There are some other good reasons for not CC-ing or BCC-ing everyone regardless of your job title:
TO means “take action”, CC — “take note for future reference”, BCC — “eavesdrop or mass mail”. You should be careful when you use one or another e-mailing a group of people:
E-mailing a single person is a straight forward “TO”, when E-mailing a group of people only “TO” these who you need to take action (including a simple acknowledgement). This is default meaning, in any other case explicitly tell them what is expected (i.e. FYI, no action needed etc).
CC only these who you want to take note of the information for the future reference. If you expect a number of e-mails to go back and forth before an agreement is reached or issue is resolved don’t “CC”, it’s best to send a summary confirmation later to other parties that need to be notified. Besides saving everyone’s time and avoiding misinterpretation due to someone taking note of a non-final communication that will help make exchange more personal, flow more naturally, and reduce formalism and red-tape. Often CC-d e-mails treated formally and this isn’t always a good thing (but sometimes exactly what you want).

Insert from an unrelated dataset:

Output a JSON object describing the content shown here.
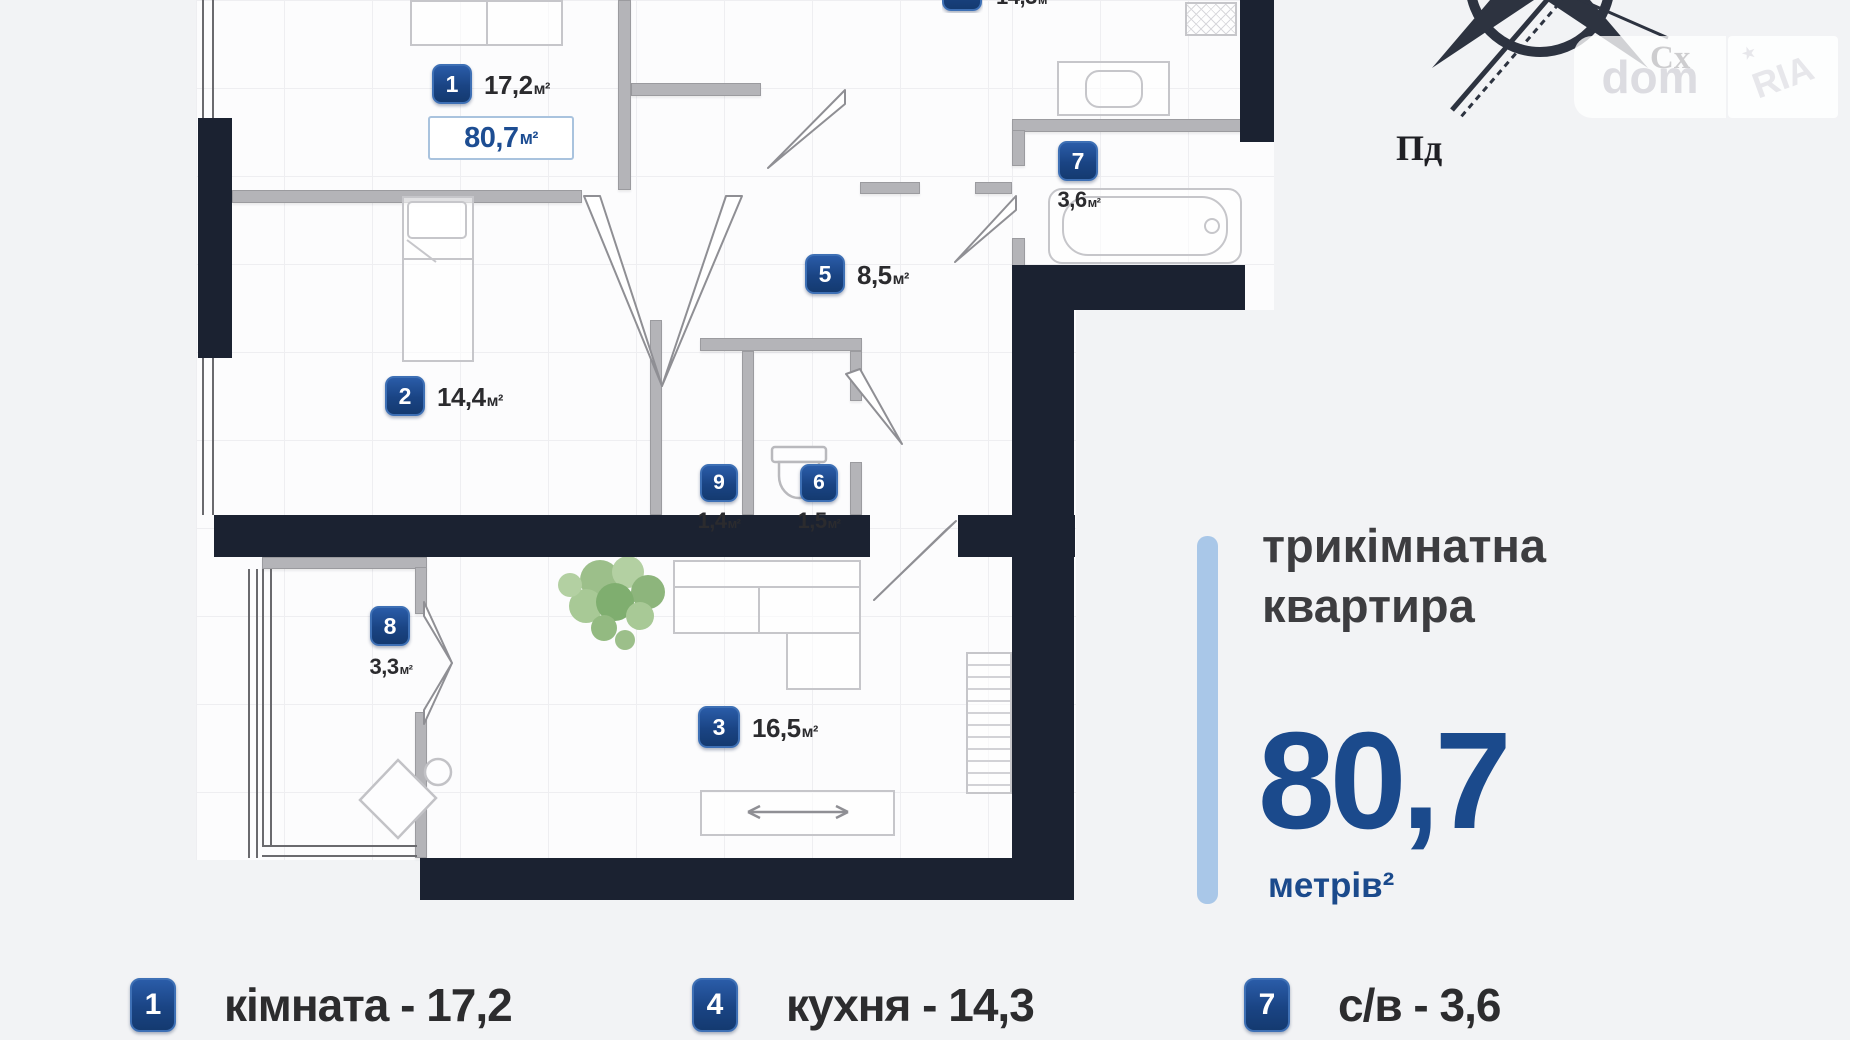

Using BCC is almost never ok. The knowledge of someone eavesdropping on your conversations if come to light will easily ruin your trustworthiness. It is simply a question of “when”. And should your team worry then that you might be BCC-ing their conversations to someone else? Mass mailing through BCC in most cases is also wrong, it creates an impression that e-mail is specifically addressed to the recipient.
Forwarding, CC-ing and BCC-ing require little effort, but multiply noise and dilutes signal. It is worth to give some thought to what exactly you need a person to do and what they should know to act on your communication before composing it.
Some conversations are best taken completely "off line" (phone or better still face-to-face), because it gives you more room for maneveour. Broadcasting or formalising in writting is just like putting yourself into a corner. You can always confirm in writing latter.
Moving to the second part of a tech lead responsibility (directing the team through personal example and imagery depicting the goal). To accomplish that you don’t need to pass on to the team every single piece of information that happen to end in your inbox. You have to create a story and any good story is an abstraction of real events that consists of only relevant and interesting detail for a particular audience. Creating this brief story on the basis of your everyday experience and judging what is relevant and interesting and then presenting it regularly to the team is also quite a job.
But don't forget that by directing the team and serving as abstraction layer you help developers and outside world to interact more efficiently, accomplish more and tackle greater complexity, the job has a point.